Floating rate notes (FRNs) are atop that list. The premise is simple. FRNs, or “floaters”, have variable interest rates, making the asset class attractive as Treasury yields climb. FRNs also have shorter maturities, making them less vulnerable to rising rates.
“The interest rate for an FRN is tied to a benchmark rate. Benchmarks include the U.S. Treasury note rate, the Federal Reserve funds rate—known as the Fed funds rate—the London Interbank Offered Rate (LIBOR), or the prime rate,” according to Investopedia. “Floating rate notes or floaters can be issued by financial institutions, governments, and corporations in maturities of two-to-five years.”
Sounds pretty good and it is. The Bloomberg Barclays US Floating Rate Note < 5 Years Index is flat year-to-date while the Bloomberg Barclays US Aggregate Bond Index is down 2.72%.
Hedging Bets Pays Off
Believe it or not, bond funds, particularly the exchange traded funds variety, are ripe for disruption and some of that disruption occurred in products designed to guard against rising rates. That's a positive for advisors and clients because FRNs, while useful, aren't perfect.
“The caveat here is that floating rate bond ETFs involve limited credit exposure because floating rate bonds are often short in maturity,” according to ProShares. “Longer-dated bonds include not only additional interest rate risk, but also additional credit premium. Since credit exposure and interest rate risk are two of the key drivers for bond returns, switching to a floating rate strategy can limit an investor’s potential returns.”
Alright, I'll oblige the skeptics and acknowledge that ProShares has skin in this game. The firm issues a pair of interest rate-hedged ETFs – alternatives to FRN funds. Put the skepticism to bed because rate-hedged ETFs are credible alternatives to FRNs.
“Interest rate hedged bond ETFs, on the other hand, are designed to target a duration of zero while maintaining full credit exposure and return potential,” adds ProShares. “Because credit spreads typically tighten as rates rise, interest rate hedged bond ETFs may produce higher returns in a rising rate environment. It is, however, important to consider that this potential excess return includes additional risks, with the strategy potentially underperforming if credit spreads widen.”

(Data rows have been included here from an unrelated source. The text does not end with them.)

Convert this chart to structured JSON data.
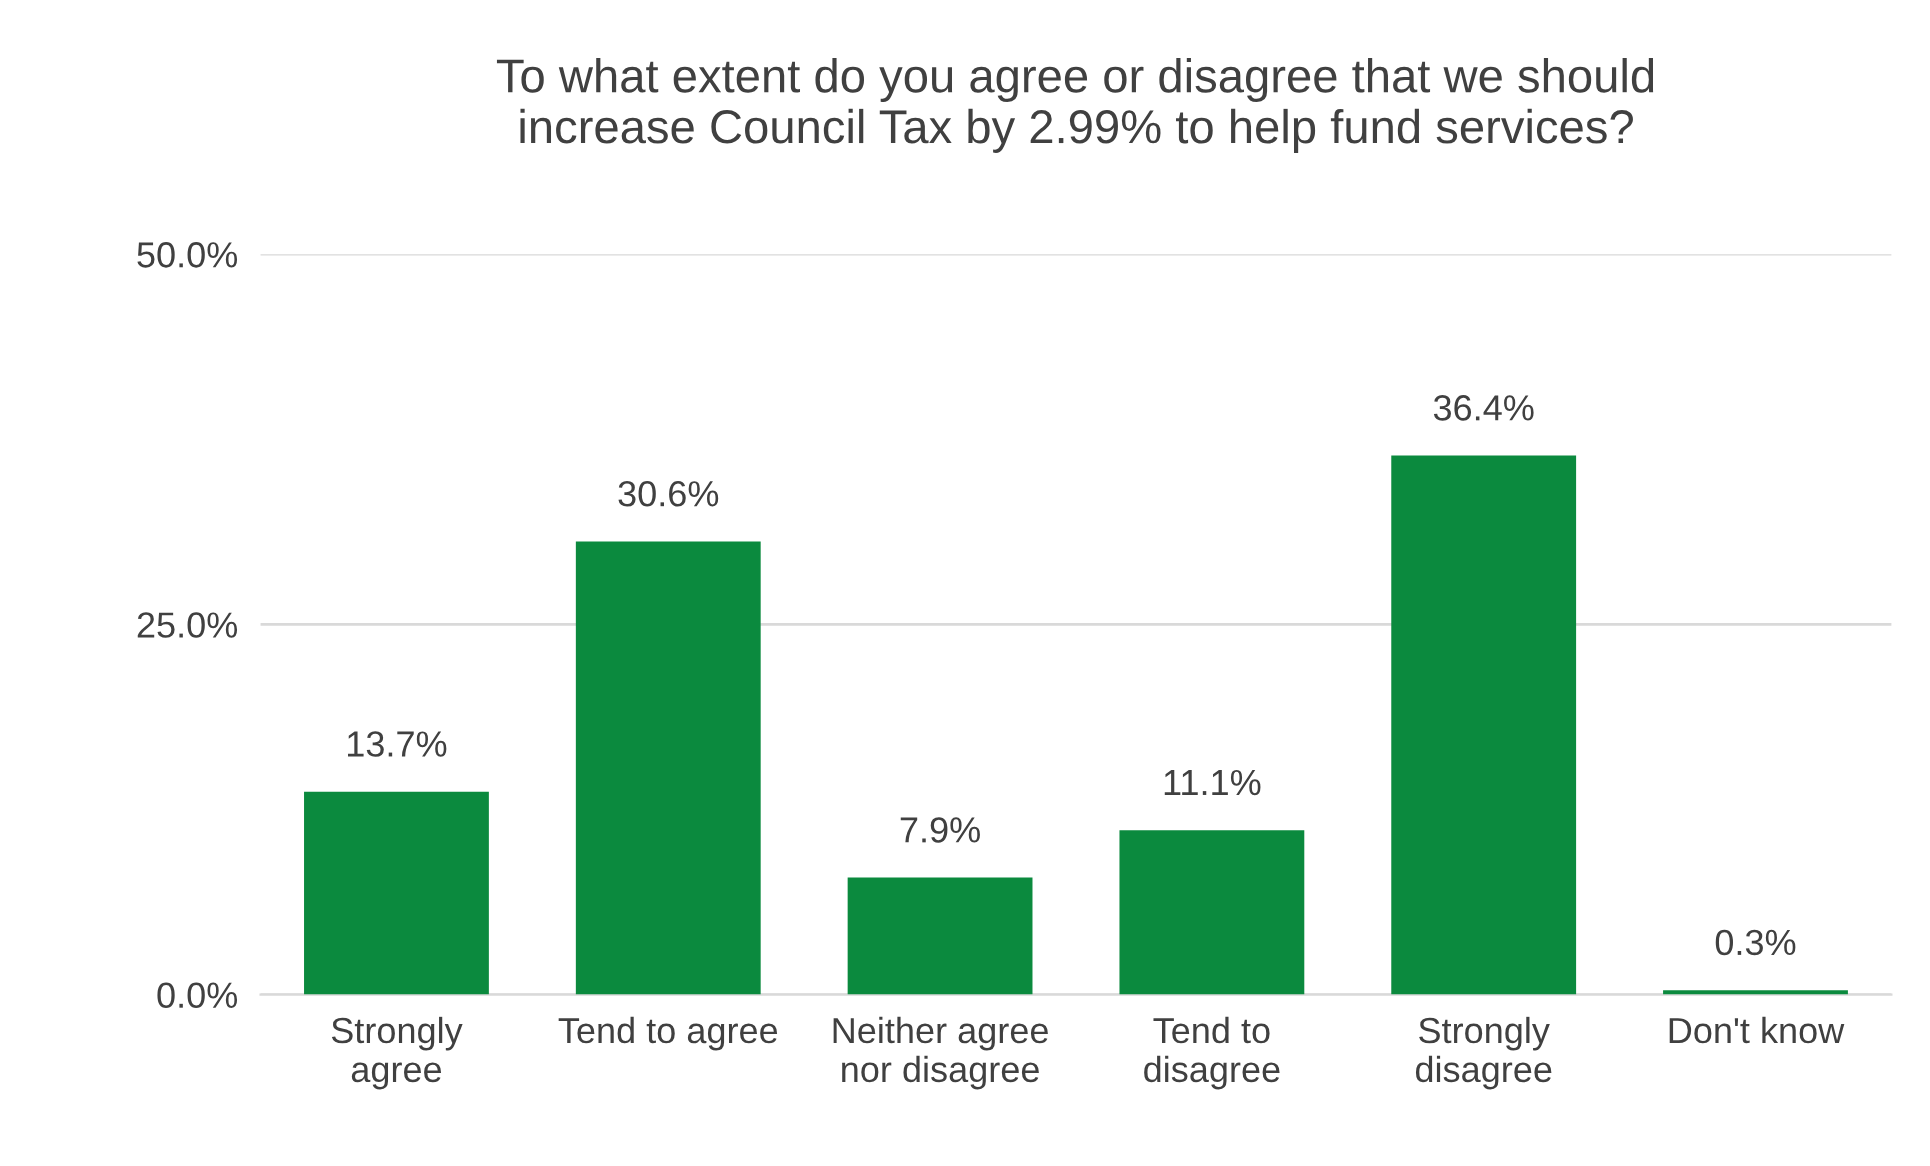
{
  "chart_data": {
    "type": "bar",
    "title": "To what extent do you agree or disagree that we should\nincrease Council Tax by 2.99% to help fund services?",
    "categories": [
      "Strongly\nagree",
      "Tend to agree",
      "Neither agree\nnor disagree",
      "Tend to\ndisagree",
      "Strongly\ndisagree",
      "Don't know"
    ],
    "values": [
      13.7,
      30.6,
      7.9,
      11.1,
      36.4,
      0.3
    ],
    "value_labels": [
      "13.7%",
      "30.6%",
      "7.9%",
      "11.1%",
      "36.4%",
      "0.3%"
    ],
    "color": "#0b8a3e",
    "ylim": [
      0,
      50
    ],
    "yticks": [
      {
        "value": 0,
        "label": "0.0%"
      },
      {
        "value": 25,
        "label": "25.0%"
      },
      {
        "value": 50,
        "label": "50.0%"
      }
    ],
    "grid": "y",
    "legend": false
  }
}
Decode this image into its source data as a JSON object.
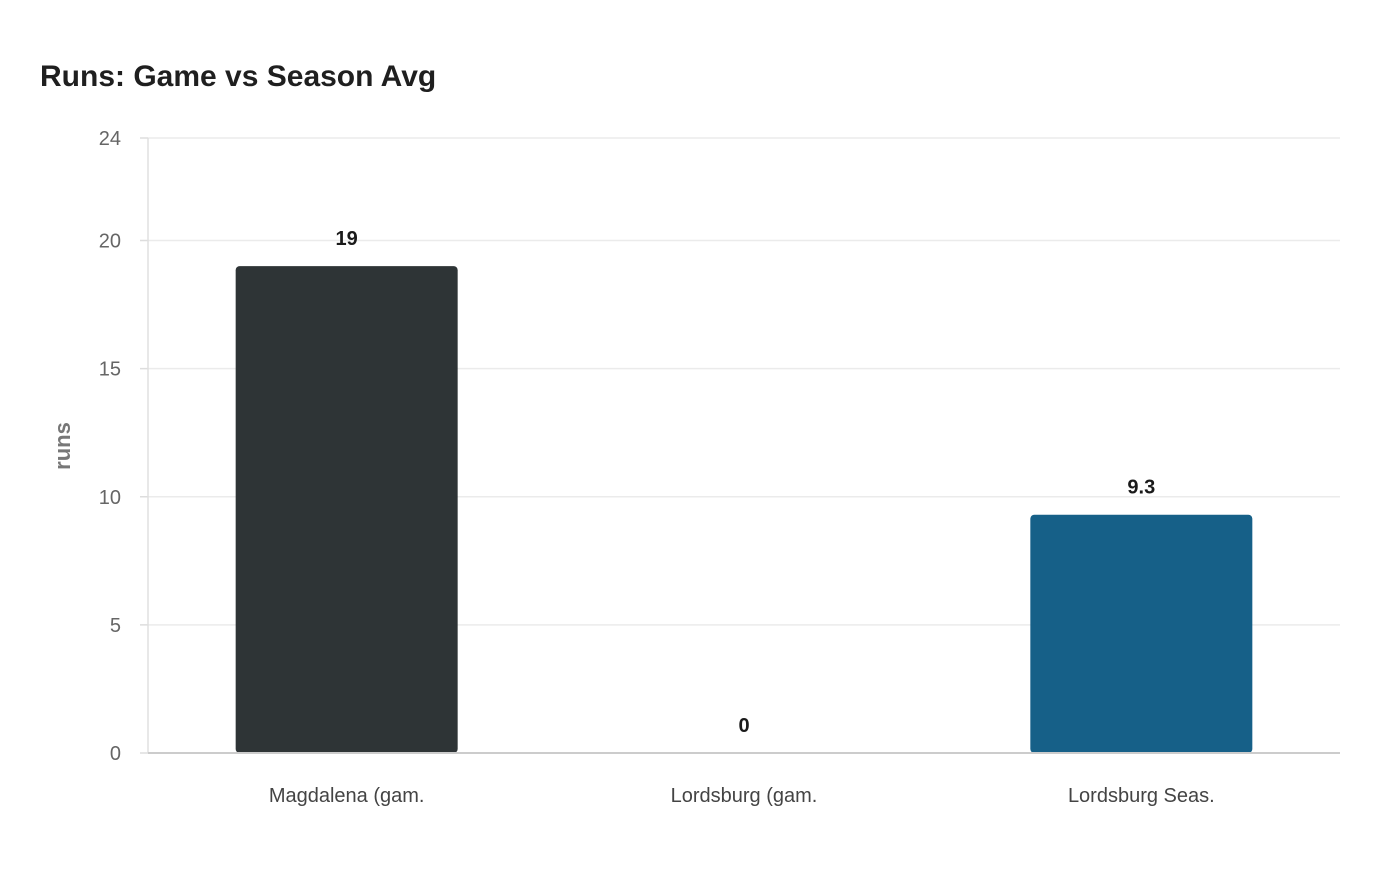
{
  "chart_data": {
    "type": "bar",
    "title": "Runs: Game vs Season Avg",
    "xlabel": "",
    "ylabel": "runs",
    "categories": [
      "Magdalena (gam.",
      "Lordsburg (gam.",
      "Lordsburg Seas."
    ],
    "values": [
      19,
      0,
      9.3
    ],
    "data_labels": [
      "19",
      "0",
      "9.3"
    ],
    "colors": [
      "#2e3436",
      "#2e3436",
      "#166088"
    ],
    "ylim": [
      0,
      24
    ],
    "yticks": [
      0,
      5,
      10,
      15,
      20,
      24
    ],
    "grid": true,
    "legend": "none"
  }
}
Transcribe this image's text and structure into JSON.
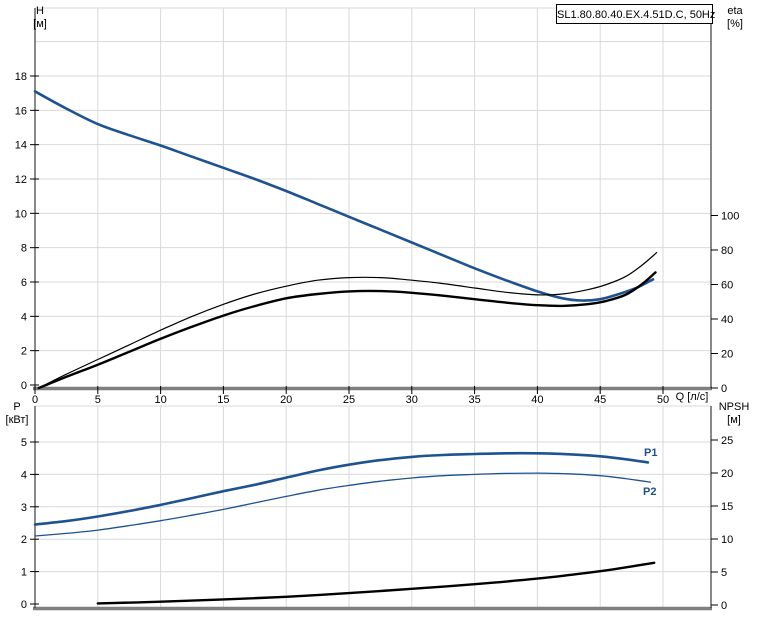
{
  "header": {
    "title": "SL1.80.80.40.EX.4.51D.C, 50Hz"
  },
  "axis_titles": {
    "h": "H",
    "h_unit": "[м]",
    "eta": "eta",
    "eta_unit": "[%]",
    "q": "Q [л/с]",
    "p": "P",
    "p_unit": "[кВт]",
    "npsh": "NPSH",
    "npsh_unit": "[м]"
  },
  "curve_labels": {
    "p1": "P1",
    "p2": "P2"
  },
  "colors": {
    "blue": "#1d5391",
    "black": "#000000",
    "grid": "#d9d9d9",
    "axis": "#3c3c3c",
    "baseline": "#7f7f7f"
  },
  "chart_data": [
    {
      "id": "hq-eta",
      "type": "line",
      "title": "SL1.80.80.40.EX.4.51D.C, 50Hz",
      "xlabel": "Q [л/с]",
      "ylabel_left": "H [м]",
      "ylabel_right": "eta [%]",
      "x_ticks": [
        0,
        5,
        10,
        15,
        20,
        25,
        30,
        35,
        40,
        45,
        50
      ],
      "y_left_ticks": [
        0,
        2,
        4,
        6,
        8,
        10,
        12,
        14,
        16,
        18
      ],
      "y_right_ticks": [
        0,
        20,
        40,
        60,
        80,
        100
      ],
      "y_gridlines": [
        2,
        4,
        6,
        8,
        10,
        12,
        14,
        16,
        18,
        20
      ],
      "grid": true,
      "series": [
        {
          "name": "H",
          "axis": "left",
          "color": "#1d5391",
          "width": 2.6,
          "points": [
            [
              0,
              17.1
            ],
            [
              2.5,
              16.1
            ],
            [
              5,
              15.2
            ],
            [
              7.5,
              14.55
            ],
            [
              10,
              13.95
            ],
            [
              12.5,
              13.3
            ],
            [
              15,
              12.65
            ],
            [
              17.5,
              12.0
            ],
            [
              20,
              11.3
            ],
            [
              22.5,
              10.55
            ],
            [
              25,
              9.8
            ],
            [
              27.5,
              9.05
            ],
            [
              30,
              8.3
            ],
            [
              32.5,
              7.55
            ],
            [
              35,
              6.8
            ],
            [
              37.5,
              6.1
            ],
            [
              40,
              5.45
            ],
            [
              42,
              5.05
            ],
            [
              43.5,
              4.92
            ],
            [
              45,
              5.0
            ],
            [
              46.5,
              5.3
            ],
            [
              48,
              5.7
            ],
            [
              49.2,
              6.15
            ]
          ]
        },
        {
          "name": "eta-pump",
          "axis": "right",
          "color": "#000000",
          "width": 1.2,
          "points": [
            [
              0.3,
              0
            ],
            [
              2.5,
              8
            ],
            [
              5,
              16.5
            ],
            [
              7.5,
              25
            ],
            [
              10,
              33.5
            ],
            [
              12.5,
              41.5
            ],
            [
              15,
              48.5
            ],
            [
              17.5,
              54.5
            ],
            [
              20,
              59
            ],
            [
              22.5,
              62.5
            ],
            [
              25,
              64
            ],
            [
              27.5,
              64
            ],
            [
              30,
              62.5
            ],
            [
              32.5,
              60.5
            ],
            [
              35,
              58
            ],
            [
              37.5,
              55.5
            ],
            [
              40,
              54
            ],
            [
              42,
              54.5
            ],
            [
              44,
              57
            ],
            [
              45.5,
              60
            ],
            [
              47,
              64.5
            ],
            [
              48.3,
              71
            ],
            [
              49.5,
              78.5
            ]
          ]
        },
        {
          "name": "eta-pump-motor",
          "axis": "right",
          "color": "#000000",
          "width": 2.4,
          "points": [
            [
              0.3,
              0
            ],
            [
              2.5,
              6.5
            ],
            [
              5,
              13.5
            ],
            [
              7.5,
              21
            ],
            [
              10,
              28.5
            ],
            [
              12.5,
              35.5
            ],
            [
              15,
              42
            ],
            [
              17.5,
              47.5
            ],
            [
              20,
              52
            ],
            [
              22.5,
              54.5
            ],
            [
              25,
              56
            ],
            [
              27.5,
              56.2
            ],
            [
              30,
              55.2
            ],
            [
              32.5,
              53.5
            ],
            [
              35,
              51.5
            ],
            [
              37.5,
              49.5
            ],
            [
              40,
              48
            ],
            [
              42,
              47.6
            ],
            [
              44,
              48.6
            ],
            [
              45.5,
              50.5
            ],
            [
              47,
              54
            ],
            [
              48.3,
              60
            ],
            [
              49.4,
              67
            ]
          ]
        }
      ]
    },
    {
      "id": "p-npsh",
      "type": "line",
      "xlabel": "Q [л/с]",
      "ylabel_left": "P [кВт]",
      "ylabel_right": "NPSH [м]",
      "x_ticks": [
        0,
        5,
        10,
        15,
        20,
        25,
        30,
        35,
        40,
        45,
        50
      ],
      "y_left_ticks": [
        0,
        1,
        2,
        3,
        4,
        5
      ],
      "y_right_ticks": [
        0,
        5,
        10,
        15,
        20,
        25
      ],
      "y_gridlines": [
        1,
        2,
        3,
        4,
        5
      ],
      "grid": true,
      "series": [
        {
          "name": "P1",
          "axis": "left",
          "color": "#1d5391",
          "width": 2.6,
          "points": [
            [
              0,
              2.45
            ],
            [
              2.5,
              2.56
            ],
            [
              5,
              2.7
            ],
            [
              7.5,
              2.87
            ],
            [
              10,
              3.06
            ],
            [
              12.5,
              3.27
            ],
            [
              15,
              3.48
            ],
            [
              17.5,
              3.68
            ],
            [
              20,
              3.9
            ],
            [
              22.5,
              4.12
            ],
            [
              25,
              4.3
            ],
            [
              27.5,
              4.44
            ],
            [
              30,
              4.54
            ],
            [
              32.5,
              4.6
            ],
            [
              35,
              4.63
            ],
            [
              37.5,
              4.65
            ],
            [
              40,
              4.65
            ],
            [
              42.5,
              4.62
            ],
            [
              45,
              4.56
            ],
            [
              47,
              4.47
            ],
            [
              48.8,
              4.37
            ]
          ]
        },
        {
          "name": "P2",
          "axis": "left",
          "color": "#1d5391",
          "width": 1.3,
          "points": [
            [
              0,
              2.1
            ],
            [
              2.5,
              2.18
            ],
            [
              5,
              2.28
            ],
            [
              7.5,
              2.42
            ],
            [
              10,
              2.57
            ],
            [
              12.5,
              2.74
            ],
            [
              15,
              2.92
            ],
            [
              17.5,
              3.12
            ],
            [
              20,
              3.32
            ],
            [
              22.5,
              3.51
            ],
            [
              25,
              3.66
            ],
            [
              27.5,
              3.79
            ],
            [
              30,
              3.89
            ],
            [
              32.5,
              3.96
            ],
            [
              35,
              4.0
            ],
            [
              37.5,
              4.03
            ],
            [
              40,
              4.04
            ],
            [
              42.5,
              4.02
            ],
            [
              45,
              3.96
            ],
            [
              47,
              3.87
            ],
            [
              49,
              3.76
            ]
          ]
        },
        {
          "name": "NPSH",
          "axis": "right",
          "color": "#000000",
          "width": 2.4,
          "points": [
            [
              5,
              0.25
            ],
            [
              10,
              0.5
            ],
            [
              15,
              0.85
            ],
            [
              20,
              1.25
            ],
            [
              25,
              1.8
            ],
            [
              30,
              2.45
            ],
            [
              35,
              3.15
            ],
            [
              40,
              4.0
            ],
            [
              43,
              4.65
            ],
            [
              46,
              5.4
            ],
            [
              49.3,
              6.4
            ]
          ]
        }
      ]
    }
  ]
}
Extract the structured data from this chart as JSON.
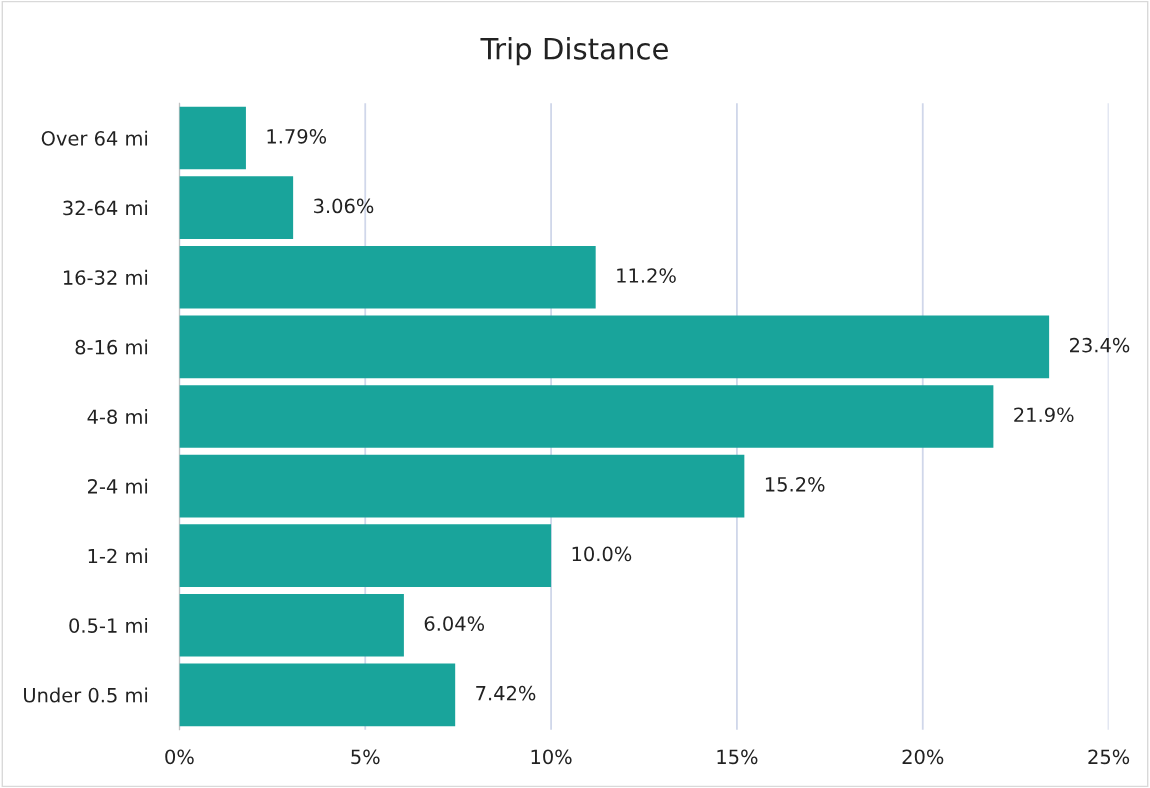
{
  "chart_data": {
    "type": "bar",
    "orientation": "horizontal",
    "title": "Trip Distance",
    "categories": [
      "Over 64 mi",
      "32-64 mi",
      "16-32 mi",
      "8-16 mi",
      "4-8 mi",
      "2-4 mi",
      "1-2 mi",
      "0.5-1 mi",
      "Under 0.5 mi"
    ],
    "values": [
      1.79,
      3.06,
      11.2,
      23.4,
      21.9,
      15.2,
      10.0,
      6.04,
      7.42
    ],
    "value_labels": [
      "1.79%",
      "3.06%",
      "11.2%",
      "23.4%",
      "21.9%",
      "15.2%",
      "10.0%",
      "6.04%",
      "7.42%"
    ],
    "color": "#19a49b",
    "xlim": [
      0,
      25
    ],
    "xticks": [
      {
        "value": 0,
        "label": "0%"
      },
      {
        "value": 5,
        "label": "5%"
      },
      {
        "value": 10,
        "label": "10%"
      },
      {
        "value": 15,
        "label": "15%"
      },
      {
        "value": 20,
        "label": "20%"
      },
      {
        "value": 25,
        "label": "25%"
      }
    ],
    "grid": "x"
  }
}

The ProShares Investment Grade-Interest Rate Hedged (CBOE:IGHG) is up 1% year-to-date. That's not setting the world ablaze, but that's better than what aggregate bond and FRN funds are offering. Plus, IGHG yields 2.67% – 33 basis points more than the Markit iBoxx USD Liquid Investment Grade Index.
During episodes of rising rates from the end of 2013 through the end of last year, the FTSE Corporate Investment Grade Index – IGHG's underlying index – returned 8.47%. That's more than quadruple the returns offered by the aforementioned floating-rate benchmark.
“Floating rate bond ETFs can help investors reduce their interest rate risk, but they have some potential drawbacks. If you are looking to maintain return potential and to take advantage of tightening credit spreads, consider an interest rate hedged bond ETF such as IGHG,” notes ProShares.
It doesn't have to be with IGHG, but the current environment is conducive to advisors examining rate-hedged strategies in the name of improving clients' fixed income outcomes and income streams.